Self-regulation rather than legislation is the best way to control the media, according to Huang Hwei-chen (黃輝珍), who took over as director-general of the Government Information Office (GIO) yesterday.
"The way to best improve the performance of the media is through the industry's self-discipline not through the supervision of media watchdog groups nor legislative restrictions," Huang told reporters at a handover ceremony at the Executive Yuan yesterday afternoon.
Huang succeeded Arthur Iap (葉國興), who replaced Huang as a minister without portfolio in charge of reviewing bills and projects related to the media and minority groups.
Iap cited health as the reason for his resignation, although he had caused a good deal of controversy while head of the GIO.
The office attracted criticism from newspapers for its plan to contract a private media watchdog group to survey the media based on various criteria. The pan-blue camp was also annoyed that Iap organized the government to buy bulk air time and advertisement space from allegedly DPP-friendly media to promote government initiatives.

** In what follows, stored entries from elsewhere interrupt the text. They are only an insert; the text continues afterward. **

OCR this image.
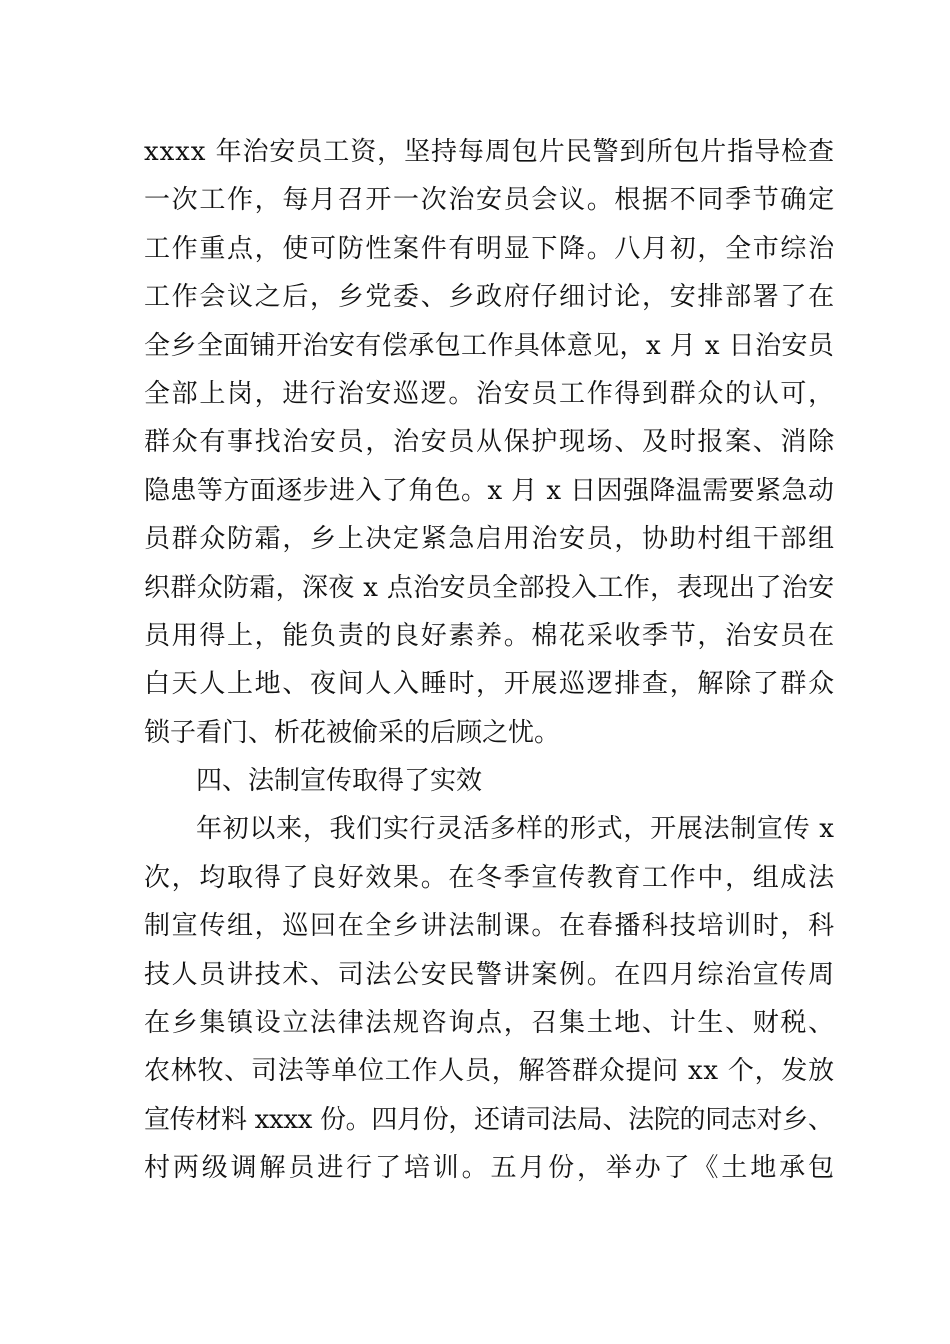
xxxx 年治安员工资，坚持每周包片民警到所包片指导检查
一次工作，每月召开一次治安员会议。根据不同季节确定
工作重点，使可防性案件有明显下降。八月初，全市综治
工作会议之后，乡党委、乡政府仔细讨论，安排部署了在
全乡全面铺开治安有偿承包工作具体意见，x 月 x 日治安员
全部上岗，进行治安巡逻。治安员工作得到群众的认可，
群众有事找治安员，治安员从保护现场、及时报案、消除
隐患等方面逐步进入了角色。x 月 x 日因强降温需要紧急动
员群众防霜，乡上决定紧急启用治安员，协助村组干部组
织群众防霜，深夜 x 点治安员全部投入工作，表现出了治安
员用得上，能负责的良好素养。棉花采收季节，治安员在
白天人上地、夜间人入睡时，开展巡逻排查，解除了群众
锁子看门、析花被偷采的后顾之忧。
四、法制宣传取得了实效
年初以来，我们实行灵活多样的形式，开展法制宣传 x
次，均取得了良好效果。在冬季宣传教育工作中，组成法
制宣传组，巡回在全乡讲法制课。在春播科技培训时，科
技人员讲技术、司法公安民警讲案例。在四月综治宣传周
在乡集镇设立法律法规咨询点，召集土地、计生、财税、
农林牧、司法等单位工作人员，解答群众提问 xx 个，发放
宣传材料 xxxx 份。四月份，还请司法局、法院的同志对乡、
村两级调解员进行了培训。五月份，举办了《土地承包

In April, Iap got in more hot water for pretending to shoot at newspaper photographers while answering questions in the legislature.
In an apparent attempt to distance himself from his predecessor, Huang said that his first priority after taking office would be to strengthen communication with the media and provide them with more services.
"The relationship between the government and the media should be cooperative and like that of partners instead of hostile and like that of enemies," he said. "The government and media should work together to fortify what we have in common and iron out what is different."
Huang also pledged to follow the four guidelines he set up to continue the unfinished business left behind by his predecessor.
"I'll be loyal to the country and serve the people. I'll carry out my duties in accordance with the law. I'll strive for betterment of my duty, I'll respect diversity and honestly communicate with my colleagues and the media," he said.
A KMT spokesman between 1999 and 2000, Huang said that he will not serve any particular political party in the future because a party spokesman is different from a government official.
"A government official serves the country and the people, while a party spokesman defends the interests of the party," he said.